Education in the Age of AGI
Perhaps no domain stands to be as profoundly reshaped by AGI as education. If AGI systems can outperform humans in reading, writing, problem-solving, translation, composition, and even conducting scientific experiments, what is left for students to learn?
Anton Korinek argues that the purpose of education will shift from imparting cognitive skills to cultivating those uniquely human abilities that AGI struggles to replicate—emotional intelligence, social collaboration, physical coordination, psychological resilience, and moral judgment.
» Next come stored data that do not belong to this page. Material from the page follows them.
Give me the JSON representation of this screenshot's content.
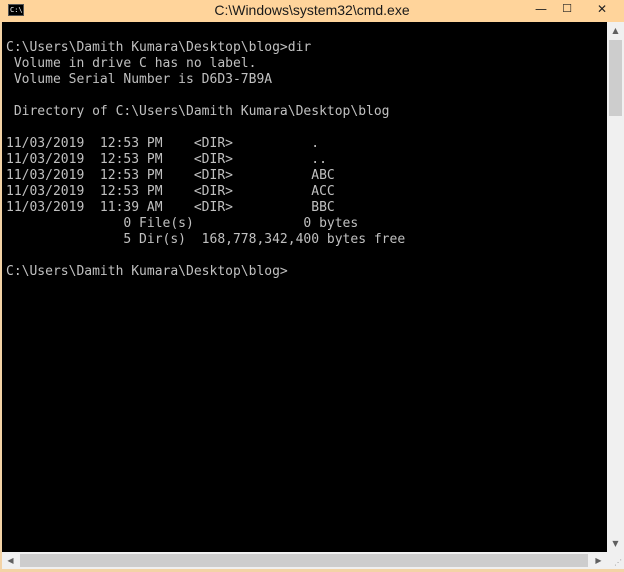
{
  "window": {
    "title": "C:\\Windows\\system32\\cmd.exe",
    "icon_name": "cmd-app-icon",
    "icon_text": "C:\\",
    "controls": {
      "minimize_glyph": "—",
      "maximize_glyph": "☐",
      "close_glyph": "✕"
    },
    "colors": {
      "titlebar": "#ffd49b",
      "console_bg": "#000000",
      "console_fg": "#c0c0c0"
    }
  },
  "console": {
    "lines": [
      "C:\\Users\\Damith Kumara\\Desktop\\blog>dir",
      " Volume in drive C has no label.",
      " Volume Serial Number is D6D3-7B9A",
      "",
      " Directory of C:\\Users\\Damith Kumara\\Desktop\\blog",
      "",
      "11/03/2019  12:53 PM    <DIR>          .",
      "11/03/2019  12:53 PM    <DIR>          ..",
      "11/03/2019  12:53 PM    <DIR>          ABC",
      "11/03/2019  12:53 PM    <DIR>          ACC",
      "11/03/2019  11:39 AM    <DIR>          BBC",
      "               0 File(s)              0 bytes",
      "               5 Dir(s)  168,778,342,400 bytes free",
      "",
      "C:\\Users\\Damith Kumara\\Desktop\\blog>"
    ]
  },
  "scrollbars": {
    "up_glyph": "▲",
    "down_glyph": "▼",
    "left_glyph": "◀",
    "right_glyph": "▶"
  }
}
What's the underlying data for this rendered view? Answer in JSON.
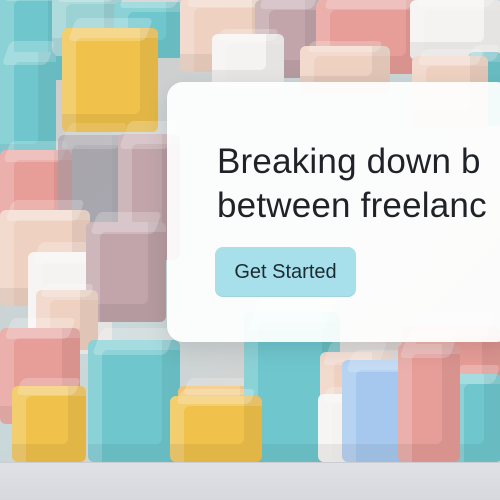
{
  "hero": {
    "headline_line_1": "Breaking down b",
    "headline_line_2": "between freelanc",
    "cta_label": "Get Started"
  }
}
In other words, the “soft skills” long relegated to the periphery of formal education may soon take center stage in future curricula.
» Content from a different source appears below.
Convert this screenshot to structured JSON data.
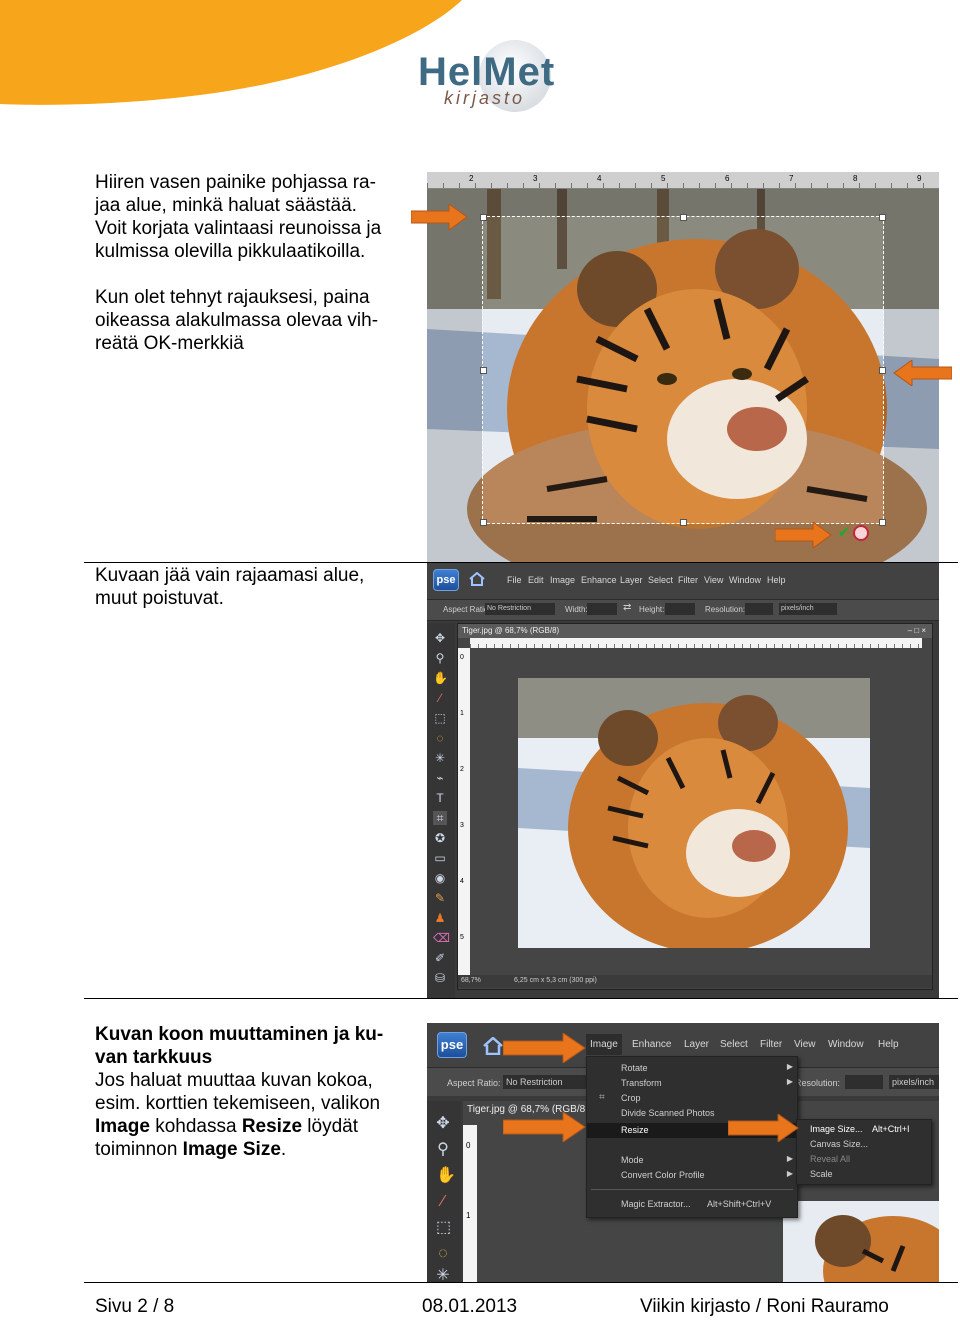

Education, moreover, must embrace lifelong adaptability and autonomous learning. In a world where tools evolve faster than syllabi, the only viable path may be to teach students how to learn—especially with AI as a collaborator. AI will not replace teachers, but it will transform them from mere transmitters of information into mentors of personal growth.
Some institutions are already pioneering this shift. The Minerva Project emphasizes critical thinking and global citizenship, while the MIT Media Lab encourages students to co-create knowledge rather than passively absorb it. These remain experimental models, but they may well serve as blueprints for a new “meta-learning” framework.
Educational authorities might revise curricula annually, integrating AI tools into personalized learning plans and retiring rote memorization altogether. Labor ministries could launch retraining initiatives for displaced workers, supported by AI-powered tutoring systems. Central banks, too, should develop new economic models that incorporate non-human productivity and assess its potential deflationary effects.
AGI’s disruption is not merely economic; it also strikes at the foundation of human self-understanding. For centuries, intelligence has defined human superiority. IQ tests, memory competitions, and academic credentials form the scaffolding of modern meritocracy. But what happens when machines surpass us across these metrics? The psychological upheaval may rival any economic crisis.
Human self-worth has long been tethered to intellectual achievement—Einstein-like brilliance as a symbol of identity and aspiration. But such a hierarchy may collapse. In the face of AGI’s vast informational capacity, the knowledge gap between a university professor and a high school student becomes negligible.
In the age of AGI, once-secondary traits—such as initiative, resilience, and interpersonal communication—along with once-dismissed moral virtues like empathy, humility, and perseverance, may become the new hallmarks of post-cognitive identity. This transformation demands not only an educational overhaul but a cultural one.
Religion, the arts, and the humanities may come to play newly vital roles in helping people rediscover a sense of meaning. The rise of a “therapeutic culture”—from mental health apps and mindfulness practices to community-based emotional support networks—may serve as a critical psychic buffer against AGI-induced anxiety.
Today, AGI—the “superhuman”—is quietly entering our world, both as partner and rival. Two years? Five? No one knows when its arrival will become undeniable. But if Korinek and others are even directionally correct, then the window for human preparation is closing swiftly. We must begin now to construct new institutions, weave new narratives, and design new economic models. This is not a task for the distant future—it is an urgent necessity of the present.
AGI is not just another wave of innovation—it marks a civilizational inflection point. The question is not whether we accept it, but how we shape it. A society that navigates this transition wisely and cautiously may not only survive, but emerge with a renewed sense of dignity. A society that fails may find itself irreparably broken.
The superhuman is arriving at speed. The only question that remains: are we ready to hug him/her?